In my late teens and early adult years (roughly 2000 – 2005), I suffered from depression. I am thankful and proud to say I eventually overcame it. During my battle with depression I mostly felt that no one understood what I was feeling or what I was thinking, but to the credit of those closest to me (at that time and still) I didn’t exactly vocalize it. I didn’t understand it myself sometimes and I was afraid of admitting it out loud. Linkin Park released Hybrid Theory in 2000, at the onset of my depression. It is 100% cliché, but it’s the truth…it saved me. Music has always been – and will forever be –my therapeutic escape. Someone people hear the music, but I hear (and feel) the lyrics first. Chester’s lyrics understood me. They clarified what I was feeling and what I was thinking. I didn’t feel alone after listening to Paper Cut, Crawling, and In the End. These songs are catchy, sure, but they are anything but sunny. And oddly, that’s what I needed at that time. I needed to know that I wasn’t the only person feeling/thinking what I was and more importantly the lyrics seemed to speak what I was too afraid to say. Over the years, Linkin Park grew in popularity and released several more songs that I related to. I admired Chester. I related to his lyrics, I felt connected by them, I felt comforted, and I held their meanings close. I am not trying to compare my depression to his, because his life story is much different than mine, I get that. But those songs seemed to be my inner dialogue set to rhythm. They made me feel…better, stronger even.

If you know about Chester’s past, his committing suicide doesn’t seem so shocking. His younger years were trying, horrific, unimaginable, and for lack of better word, depressing. He also used music as an escape, like a lot of people do. But his decision to end his life leaves me feeling angry…with him, at the situation, all of it. I am angry with him because for the last 17 years I heard a side of him that seemed so strong. I am angry because he gave up the fight, like he was lying, like he was his own worst enemy. I am angry at the situation because what he feared the most eventual captured him. But I am mostly heartbroken that he felt taking his life was the only solution. He affected and inspired millions of people, yet he felt not a single person could save him in return. It breaks my music-loving, lyric-beating heart. As he would say, I’ve become so numb.

I won’t pretend to understand what goes through the minds of those contemplating suicide or even Chester’s mind. Again, I realize I did not personally know Chester Bennington or Chris Cornell or even Kurt Cobain. But I knew their music and music is a large part of me. A musician is just that, they make music. But a true artist pours his/her heart and soul into every song, and to quote the legendary Johnny Cash’s first producer, “that’s the kind of music that truly saves people.” That’s what Chester was to me. So Chester, thank you. Thank you for the music. I only wish I could have helped you the way you helped me and countless others. May your heavy soul finally rest in peace.

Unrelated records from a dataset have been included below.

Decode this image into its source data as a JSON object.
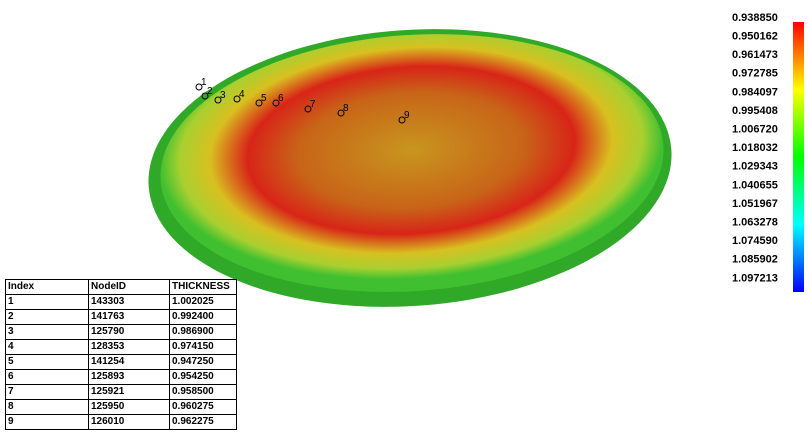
{
  "legend": {
    "labels": [
      "0.938850",
      "0.950162",
      "0.961473",
      "0.972785",
      "0.984097",
      "0.995408",
      "1.006720",
      "1.018032",
      "1.029343",
      "1.040655",
      "1.051967",
      "1.063278",
      "1.074590",
      "1.085902",
      "1.097213"
    ]
  },
  "nodes": [
    "1",
    "2",
    "3",
    "4",
    "5",
    "6",
    "7",
    "8",
    "9"
  ],
  "table": {
    "header": [
      "Index",
      "NodeID",
      "THICKNESS"
    ],
    "rows": [
      [
        "1",
        "143303",
        "1.002025"
      ],
      [
        "2",
        "141763",
        "0.992400"
      ],
      [
        "3",
        "125790",
        "0.986900"
      ],
      [
        "4",
        "128353",
        "0.974150"
      ],
      [
        "5",
        "141254",
        "0.947250"
      ],
      [
        "6",
        "125893",
        "0.954250"
      ],
      [
        "7",
        "125921",
        "0.958500"
      ],
      [
        "8",
        "125950",
        "0.960275"
      ],
      [
        "9",
        "126010",
        "0.962275"
      ]
    ]
  }
}
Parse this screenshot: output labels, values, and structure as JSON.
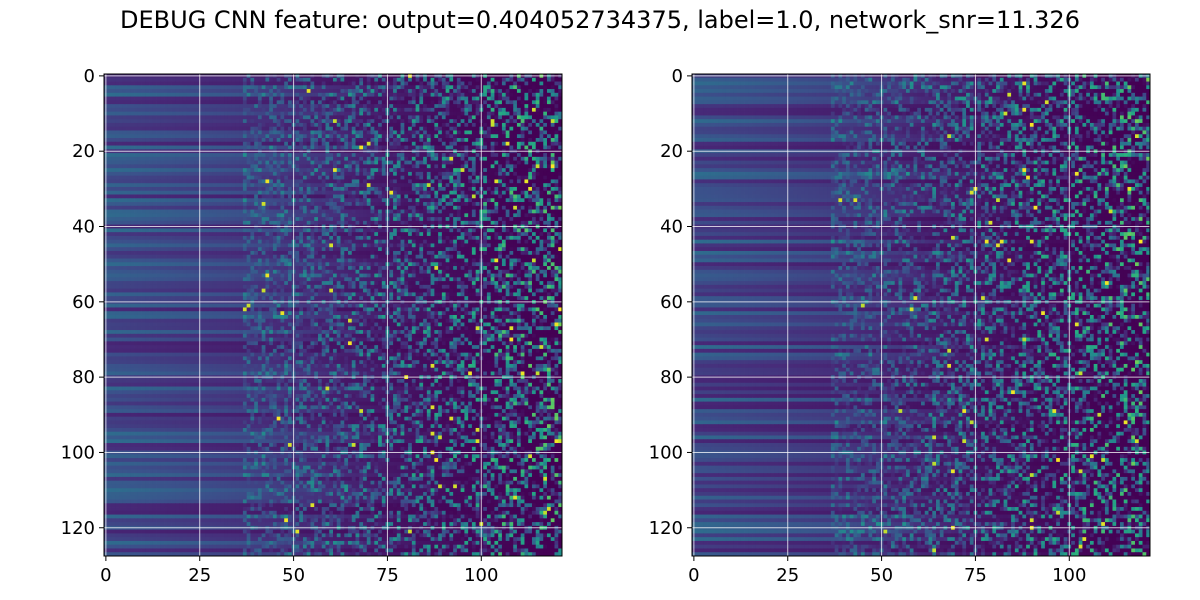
{
  "figure": {
    "suptitle": "DEBUG CNN feature: output=0.404052734375, label=1.0, network_snr=11.326"
  },
  "colors": {
    "colormap": "viridis",
    "grid": "#ffffff",
    "background": "#ffffff"
  },
  "chart_data": [
    {
      "type": "heatmap",
      "panel": "left",
      "title": "",
      "xlabel": "",
      "ylabel": "",
      "rows": 128,
      "cols": 122,
      "xlim": [
        -0.5,
        121.5
      ],
      "ylim": [
        127.5,
        -0.5
      ],
      "y_inverted": true,
      "grid": true,
      "x_ticks": [
        0,
        25,
        50,
        75,
        100
      ],
      "y_ticks": [
        0,
        20,
        40,
        60,
        80,
        100,
        120
      ],
      "value_range": [
        0,
        1
      ],
      "pattern": "rows of low values for columns 0-45, increasingly noisy higher values toward columns 75-121"
    },
    {
      "type": "heatmap",
      "panel": "right",
      "title": "",
      "xlabel": "",
      "ylabel": "",
      "rows": 128,
      "cols": 122,
      "xlim": [
        -0.5,
        121.5
      ],
      "ylim": [
        127.5,
        -0.5
      ],
      "y_inverted": true,
      "grid": true,
      "x_ticks": [
        0,
        25,
        50,
        75,
        100
      ],
      "y_ticks": [
        0,
        20,
        40,
        60,
        80,
        100,
        120
      ],
      "value_range": [
        0,
        1
      ],
      "pattern": "rows of low values for columns 0-45, increasingly noisy higher values toward columns 75-121"
    }
  ]
}
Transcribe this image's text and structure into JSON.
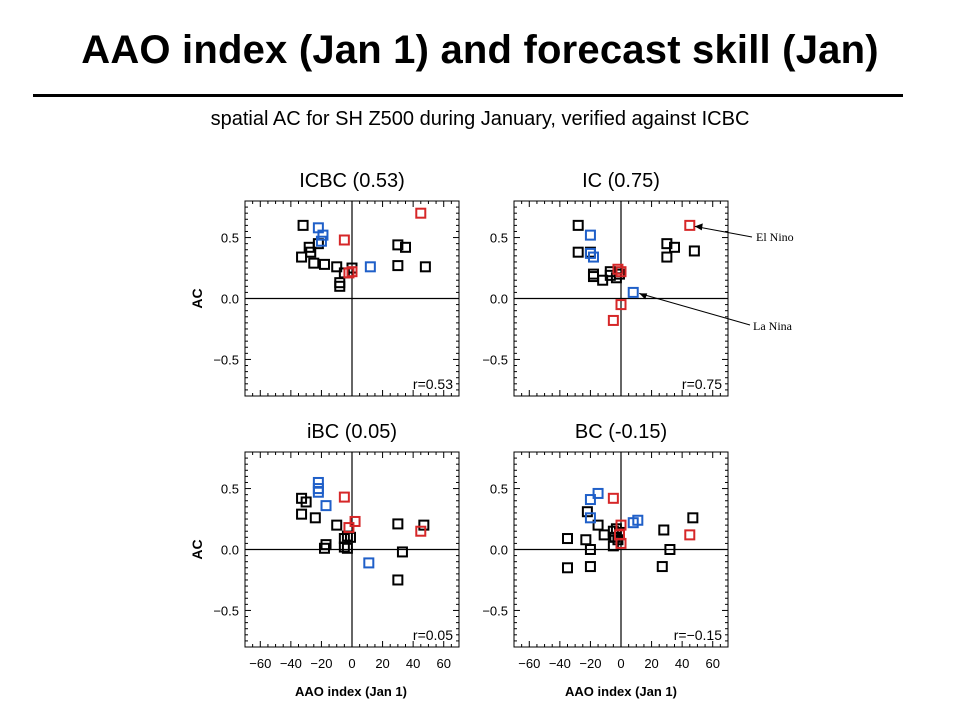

I couldn’t help Chester, but maybe I can help someone else. I urge anyone contemplating suicide to please, please, please reconsider. You are not alone. You are not misunderstood. You are not forgotten. Your life matters. Below is the number to a suicide prevention hotline. Please call. 1-800-273-8255. Because in the end, it really does matter. 

To those battling depression, whether your inner demons are big or small, ask for help. Depression doesn’t define you, and it doesn’t have to consume you.

One thought on “This is My December

  1. A beautiful elegy to a fallen star. I appreciate your message of seeking help. As someone who knows, depression is too big a dragon to try and slay, yourself. There is NO shame in reaching out for help. And congrats to you for making it out the other side. I wish you well.